I once heard a statistic that 95% of behaviors were a form of communication.  Some of the messages that a person might be trying to convey could include (1) expressing a need or a want, such as going to the bathroom, (2) telling caregivers that he is in pain, (3) indicating a desire to leave a situation, (4) stating that he is confused about something, or afraid, and (4) making an attempt to socialize.  For example, the woman who is sitting in her room calling out may have forgotten how to use her call light, and needs someone to help her to the bathroom.  Or perhaps she has a toothache.

Sometimes behaviors can manifest as remnants of old habits or personality traits.  I once knew a woman who, when she was younger, worked two jobs and was always busy doing something.  I met her when I was asked to help find a way to stop her incessant wandering from place to place, as if she was looking for something.  Another woman was asked to leave one facility, because she would wander into other residents’ rooms at night.  But what we discovered was that she had been a nurse for many years, working the night shift.  Something compelled her to continue making her rounds, making sure that everyone was in bed and safe.  Since she never bothered anyone and trying to make her stop only upset her, the staff decided to allow her to continue her routine, watching her from afar, and helping her back to bed when she was finished.  They even made up a mock chart for her to look at, and write in, and this would keep her busy for hours.

Now, I’m not trying to say that therapists are the only people who can figure out how to deal with these problems.  Yes, we do have training in how to deal with physical and cognitive issues that our patients demonstrate.  But quite often I’ve encountered caregivers, whether they be family members or nurse’s aides, who have spent a lot of time with the individuals who have dementia.  And many times they instinctively know how to address the problem.  Often I’ve learned as much from them as they have from me.  However, in a long-term care facility, that aide who is so perceptive has a dozen other residents she has to deal with, and sometimes she just doesn’t have the time to spend trying one thing and then another, to find something that works.  And, too, it often ends up being a group effort.  More than once the speech therapist, the occupational therapist, the aide, the daughter, and sometimes even the housekeeper, all put their heads together to come up with a workable solution.
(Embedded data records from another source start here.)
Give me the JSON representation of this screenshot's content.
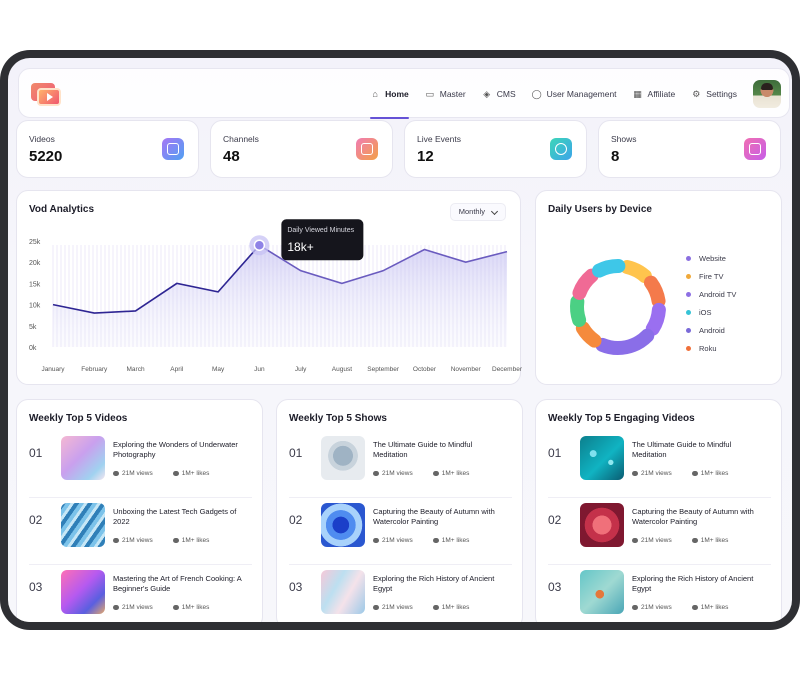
{
  "nav": {
    "items": [
      {
        "label": "Home",
        "icon": "home-icon",
        "active": true
      },
      {
        "label": "Master",
        "icon": "folder-icon",
        "active": false
      },
      {
        "label": "CMS",
        "icon": "layers-icon",
        "active": false
      },
      {
        "label": "User Management",
        "icon": "user-icon",
        "active": false
      },
      {
        "label": "Affiliate",
        "icon": "grid-icon",
        "active": false
      },
      {
        "label": "Settings",
        "icon": "gear-icon",
        "active": false
      }
    ]
  },
  "stats": [
    {
      "label": "Videos",
      "value": "5220",
      "icon": "video-camera-icon"
    },
    {
      "label": "Channels",
      "value": "48",
      "icon": "tv-icon"
    },
    {
      "label": "Live Events",
      "value": "12",
      "icon": "broadcast-icon"
    },
    {
      "label": "Shows",
      "value": "8",
      "icon": "film-icon"
    }
  ],
  "vod": {
    "title": "Vod Analytics",
    "period": "Monthly",
    "tooltip_label": "Daily Viewed Minutes",
    "tooltip_value": "18k+"
  },
  "chart_data": {
    "type": "line",
    "categories": [
      "January",
      "February",
      "March",
      "April",
      "May",
      "Jun",
      "July",
      "August",
      "September",
      "October",
      "November",
      "December"
    ],
    "values": [
      10,
      8,
      8.5,
      15,
      13,
      24,
      18,
      15,
      18,
      23,
      20,
      22.5
    ],
    "ylim": [
      0,
      25
    ],
    "yticks": [
      "0k",
      "5k",
      "10k",
      "15k",
      "20k",
      "25k"
    ],
    "highlight_index": 5,
    "color": "#3b2f98"
  },
  "devices": {
    "title": "Daily Users by Device",
    "items": [
      {
        "name": "Website",
        "color": "#8b6fe0"
      },
      {
        "name": "Fire TV",
        "color": "#f0a93a"
      },
      {
        "name": "Android TV",
        "color": "#8d6fe3"
      },
      {
        "name": "iOS",
        "color": "#36c3d6"
      },
      {
        "name": "Android",
        "color": "#7a6ad8"
      },
      {
        "name": "Roku",
        "color": "#f0703a"
      }
    ],
    "donut_colors": [
      "#ffc44d",
      "#f47a4b",
      "#9a6ff0",
      "#8a6ee8",
      "#f58a3c",
      "#4bd084",
      "#f06a95",
      "#3ec7e8"
    ]
  },
  "lists": [
    {
      "title": "Weekly Top 5 Videos",
      "items": [
        {
          "rank": "01",
          "title": "Exploring the Wonders of Underwater Photography",
          "views": "21M views",
          "likes": "1M+ likes"
        },
        {
          "rank": "02",
          "title": "Unboxing the Latest Tech Gadgets of 2022",
          "views": "21M views",
          "likes": "1M+ likes"
        },
        {
          "rank": "03",
          "title": "Mastering the Art of French Cooking: A Beginner's Guide",
          "views": "21M views",
          "likes": "1M+ likes"
        }
      ]
    },
    {
      "title": "Weekly Top 5 Shows",
      "items": [
        {
          "rank": "01",
          "title": "The Ultimate Guide to Mindful Meditation",
          "views": "21M views",
          "likes": "1M+ likes"
        },
        {
          "rank": "02",
          "title": "Capturing the Beauty of Autumn with Watercolor Painting",
          "views": "21M views",
          "likes": "1M+ likes"
        },
        {
          "rank": "03",
          "title": "Exploring the Rich History of Ancient Egypt",
          "views": "21M views",
          "likes": "1M+ likes"
        }
      ]
    },
    {
      "title": "Weekly Top 5 Engaging Videos",
      "items": [
        {
          "rank": "01",
          "title": "The Ultimate Guide to Mindful Meditation",
          "views": "21M views",
          "likes": "1M+ likes"
        },
        {
          "rank": "02",
          "title": "Capturing the Beauty of Autumn with Watercolor Painting",
          "views": "21M views",
          "likes": "1M+ likes"
        },
        {
          "rank": "03",
          "title": "Exploring the Rich History of Ancient Egypt",
          "views": "21M views",
          "likes": "1M+ likes"
        }
      ]
    }
  ]
}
So, the next time you see a person with dementia who is doing something that you feel is not appropriate, or that causes a problem, remember that there are a number of people who are willing and able to act as a resource.  Maybe you’ve tried everything you can think of to remedy the situation.  Or maybe you’re just so busy with your job and your family, and other matters, that you can’t take the time to figure out why Grandma won’t let you give her a bath.  Too many times, the easiest answer to such problems is to give Grandma a pill, when it could be that the water is too cold, or she thinks that the mirror over the sink is a window and she worries that someone will be watching her.